Também no plano pessoal estão se multiplicando as preocupações sobre a nossa obsessão com os dispositivos fornecedores de dados. Em vários estudos recentes, os cientistas começaram a relacionar algumas perdas de memória e empatia com o uso de computadores e da Internet, e estão encontrando novas provas que corroboram descobertas anteriores de que as distrações do mundo digital podem dificultar nossas percepções e julgamentos. Quando o trivial nos invade, parece que perdemos o controle do que é essencial. Em Reclaiming Conversation [Recuperando a conversa], seu controverso novo livro, Sherry Turkle, professora do Massachusetts Institute of Technology (MIT), mostra como uma excessiva dependência das redes sociais e dos sistemas de mensagens eletrônicas pode empobrecer as nossas conversas e até mesmo nossos relacionamentos. Substituímos a verdadeira intimidade por uma simulada.
Quando examinamos mais de perto a crença do Vale do Silício, descobrimos sua incoerência básica. É uma filosofia quimérica que abrange um amálgama estranho de credos, incluindo a fé neoliberal no livre mercado, a confiança maoísta no coletivismo, a desconfiança libertária na sociedade e a crença evangélica em um paraíso a caminho. Mas o que realmente motiva o Vale do Silício tem muito pouco a ver com ideologia e quase tudo com a forma de pensar de um adolescente. A veneração do setor de tecnologia pela ruptura se assemelha ao desejo de um adolescente por destruir coisas, sem conserto, mesmo que as consequências sejam as piores possíveis.
Portanto, não surpreende que cada vez mais pessoas contemplem com olhar crítico e cético o legado do setor.
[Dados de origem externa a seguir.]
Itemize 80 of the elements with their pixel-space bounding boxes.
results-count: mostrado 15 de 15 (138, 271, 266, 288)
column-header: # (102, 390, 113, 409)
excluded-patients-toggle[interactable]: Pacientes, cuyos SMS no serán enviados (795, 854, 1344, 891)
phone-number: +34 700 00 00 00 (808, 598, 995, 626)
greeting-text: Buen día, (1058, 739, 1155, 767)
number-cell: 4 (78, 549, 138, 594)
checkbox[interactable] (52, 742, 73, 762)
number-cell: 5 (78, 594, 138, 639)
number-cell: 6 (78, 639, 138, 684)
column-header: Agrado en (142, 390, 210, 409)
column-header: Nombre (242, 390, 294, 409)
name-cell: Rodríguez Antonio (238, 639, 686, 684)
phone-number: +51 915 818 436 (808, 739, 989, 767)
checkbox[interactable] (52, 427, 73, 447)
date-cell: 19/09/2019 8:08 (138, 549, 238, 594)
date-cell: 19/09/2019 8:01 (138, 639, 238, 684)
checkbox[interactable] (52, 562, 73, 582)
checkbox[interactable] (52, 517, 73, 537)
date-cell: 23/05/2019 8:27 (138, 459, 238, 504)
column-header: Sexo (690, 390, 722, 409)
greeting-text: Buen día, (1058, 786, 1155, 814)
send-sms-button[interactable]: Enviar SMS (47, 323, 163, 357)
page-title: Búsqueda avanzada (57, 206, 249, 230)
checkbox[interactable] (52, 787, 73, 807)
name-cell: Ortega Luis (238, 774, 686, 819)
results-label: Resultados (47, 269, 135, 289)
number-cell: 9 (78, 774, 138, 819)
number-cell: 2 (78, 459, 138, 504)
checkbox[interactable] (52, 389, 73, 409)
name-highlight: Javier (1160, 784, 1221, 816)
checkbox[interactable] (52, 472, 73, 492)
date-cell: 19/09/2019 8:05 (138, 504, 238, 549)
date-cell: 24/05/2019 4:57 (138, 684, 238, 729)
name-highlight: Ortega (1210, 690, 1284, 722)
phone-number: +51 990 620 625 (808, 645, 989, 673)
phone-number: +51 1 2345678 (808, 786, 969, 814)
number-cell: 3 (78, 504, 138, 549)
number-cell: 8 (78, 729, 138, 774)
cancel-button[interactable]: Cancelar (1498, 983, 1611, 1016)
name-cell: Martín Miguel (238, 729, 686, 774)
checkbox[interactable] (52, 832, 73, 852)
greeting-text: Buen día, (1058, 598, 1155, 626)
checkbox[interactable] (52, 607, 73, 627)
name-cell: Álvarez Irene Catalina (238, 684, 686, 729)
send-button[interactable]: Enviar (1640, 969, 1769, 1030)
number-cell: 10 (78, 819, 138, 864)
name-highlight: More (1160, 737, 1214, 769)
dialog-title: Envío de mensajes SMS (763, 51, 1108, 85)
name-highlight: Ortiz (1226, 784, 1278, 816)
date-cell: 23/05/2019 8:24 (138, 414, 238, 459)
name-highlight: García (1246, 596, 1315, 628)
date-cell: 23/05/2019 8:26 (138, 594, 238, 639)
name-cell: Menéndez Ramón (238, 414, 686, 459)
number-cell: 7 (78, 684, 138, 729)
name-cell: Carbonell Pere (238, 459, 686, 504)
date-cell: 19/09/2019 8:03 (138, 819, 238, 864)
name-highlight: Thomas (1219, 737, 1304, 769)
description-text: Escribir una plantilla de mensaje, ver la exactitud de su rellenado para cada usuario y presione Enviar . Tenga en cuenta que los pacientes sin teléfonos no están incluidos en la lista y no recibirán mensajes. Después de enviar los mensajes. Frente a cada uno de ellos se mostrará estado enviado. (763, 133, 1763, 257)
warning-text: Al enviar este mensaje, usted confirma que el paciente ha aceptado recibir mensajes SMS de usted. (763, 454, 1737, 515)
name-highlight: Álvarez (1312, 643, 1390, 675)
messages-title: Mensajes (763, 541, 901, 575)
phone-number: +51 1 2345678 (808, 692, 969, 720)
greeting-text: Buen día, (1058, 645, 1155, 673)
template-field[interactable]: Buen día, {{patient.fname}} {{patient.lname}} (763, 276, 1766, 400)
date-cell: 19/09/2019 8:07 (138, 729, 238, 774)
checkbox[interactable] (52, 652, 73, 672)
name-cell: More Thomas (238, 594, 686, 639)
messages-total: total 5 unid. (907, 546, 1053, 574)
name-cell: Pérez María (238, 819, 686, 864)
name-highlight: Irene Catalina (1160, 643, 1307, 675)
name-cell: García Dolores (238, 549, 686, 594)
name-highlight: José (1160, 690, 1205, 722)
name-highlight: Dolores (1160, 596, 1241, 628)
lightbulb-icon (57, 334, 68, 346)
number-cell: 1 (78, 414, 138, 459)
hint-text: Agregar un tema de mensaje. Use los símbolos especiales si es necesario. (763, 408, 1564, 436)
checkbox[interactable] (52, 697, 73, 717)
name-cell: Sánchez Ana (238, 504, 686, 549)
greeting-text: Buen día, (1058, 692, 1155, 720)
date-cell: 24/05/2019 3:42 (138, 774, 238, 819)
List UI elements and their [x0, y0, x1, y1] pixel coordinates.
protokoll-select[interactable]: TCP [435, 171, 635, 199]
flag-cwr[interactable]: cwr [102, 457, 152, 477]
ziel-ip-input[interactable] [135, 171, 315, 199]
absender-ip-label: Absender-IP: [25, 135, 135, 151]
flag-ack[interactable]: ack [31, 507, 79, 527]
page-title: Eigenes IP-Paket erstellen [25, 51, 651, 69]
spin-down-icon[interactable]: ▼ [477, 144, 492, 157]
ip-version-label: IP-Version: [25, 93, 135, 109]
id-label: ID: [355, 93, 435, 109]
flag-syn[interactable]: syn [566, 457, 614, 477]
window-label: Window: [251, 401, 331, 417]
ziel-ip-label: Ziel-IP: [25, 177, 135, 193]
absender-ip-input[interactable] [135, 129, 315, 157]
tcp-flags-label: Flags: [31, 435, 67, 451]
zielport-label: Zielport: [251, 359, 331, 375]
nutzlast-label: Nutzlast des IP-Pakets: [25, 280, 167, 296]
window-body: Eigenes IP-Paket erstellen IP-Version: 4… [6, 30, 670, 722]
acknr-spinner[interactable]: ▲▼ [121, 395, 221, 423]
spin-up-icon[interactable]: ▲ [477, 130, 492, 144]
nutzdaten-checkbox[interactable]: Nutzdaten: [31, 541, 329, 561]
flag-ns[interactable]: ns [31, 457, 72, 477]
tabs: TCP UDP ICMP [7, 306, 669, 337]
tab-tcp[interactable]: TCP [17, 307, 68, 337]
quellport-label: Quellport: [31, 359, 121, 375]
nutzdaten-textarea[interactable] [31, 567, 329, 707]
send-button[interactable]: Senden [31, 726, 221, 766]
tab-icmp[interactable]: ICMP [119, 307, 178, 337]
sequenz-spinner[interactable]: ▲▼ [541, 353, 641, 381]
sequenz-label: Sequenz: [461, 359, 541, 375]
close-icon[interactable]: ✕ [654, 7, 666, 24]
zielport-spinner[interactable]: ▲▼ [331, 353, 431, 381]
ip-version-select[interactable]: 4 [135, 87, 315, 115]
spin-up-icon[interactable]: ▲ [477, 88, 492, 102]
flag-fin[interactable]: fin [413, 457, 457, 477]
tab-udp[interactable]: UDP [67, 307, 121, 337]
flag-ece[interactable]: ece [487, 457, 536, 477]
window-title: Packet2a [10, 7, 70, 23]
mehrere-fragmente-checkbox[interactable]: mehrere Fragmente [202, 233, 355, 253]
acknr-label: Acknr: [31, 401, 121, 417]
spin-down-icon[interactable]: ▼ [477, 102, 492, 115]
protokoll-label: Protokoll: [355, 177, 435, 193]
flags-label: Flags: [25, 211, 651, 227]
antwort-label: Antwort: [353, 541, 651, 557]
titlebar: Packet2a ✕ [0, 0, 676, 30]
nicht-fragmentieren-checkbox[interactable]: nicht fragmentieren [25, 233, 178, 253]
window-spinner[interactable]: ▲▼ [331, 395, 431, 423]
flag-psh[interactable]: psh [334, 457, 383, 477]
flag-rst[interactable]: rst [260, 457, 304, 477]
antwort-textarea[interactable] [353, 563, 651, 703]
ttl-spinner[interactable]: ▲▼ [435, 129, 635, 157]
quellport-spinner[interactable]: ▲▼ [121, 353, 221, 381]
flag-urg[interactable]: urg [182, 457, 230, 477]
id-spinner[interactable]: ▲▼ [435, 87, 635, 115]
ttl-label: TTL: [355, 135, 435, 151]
Apesar de proliferarem, os críticos continuam, no entanto, constituindo a minoria. A fé da sociedade na tecnologia como uma panaceia para os males sociais e individuais permanece firme, e continua a haver uma forte resistência a qualquer questionamento ao Vale do Silício e seus produtos. Ainda hoje se costuma descartar os opositores da revolução digital chamando-os de nostálgicos retrógrados ou os tachando de “antitecnologia”.
Tais acusações mostram como está distorcida a visão predominante da tecnologia. Ao confundir seu avanço com o progresso social, sacrificamos nossa capacidade de ver claramente a tecnologia e de diferenciar os seus efeitos. No melhor dos casos, a inovação tecnológica nos possibilita novas ferramentas para ampliar nossas aptidões, concentrar nosso pensamento e exercitar a nossa criatividade; amplia as possibilidades humanas e o poder de ação individual. Mas, com frequência demais, as tecnologias promulgadas pelo Vale do Silício têm o efeito oposto. As ferramentas da era digital geram uma cultura de distração e dependência, uma subordinação irreflexiva que acaba por restringir os horizontes das pessoas, em vez de ampliá-los.
Colocar em dúvida o Vale do Silício não é se opor à tecnologia. É pedir mais aos nossos tecnólogos, a nossas ferramentas, a nós mesmos. É situar a tecnologia no plano humano que corresponde a ela. Olhando retrospectivamente, nos equivocamos ao ceder tanto poder sobre nossa cultura e nossa vida cotidiana a um punhado de grandes empresas da Costa Oeste dos Estados Unidos. Chegou o momento de corrigir o erro.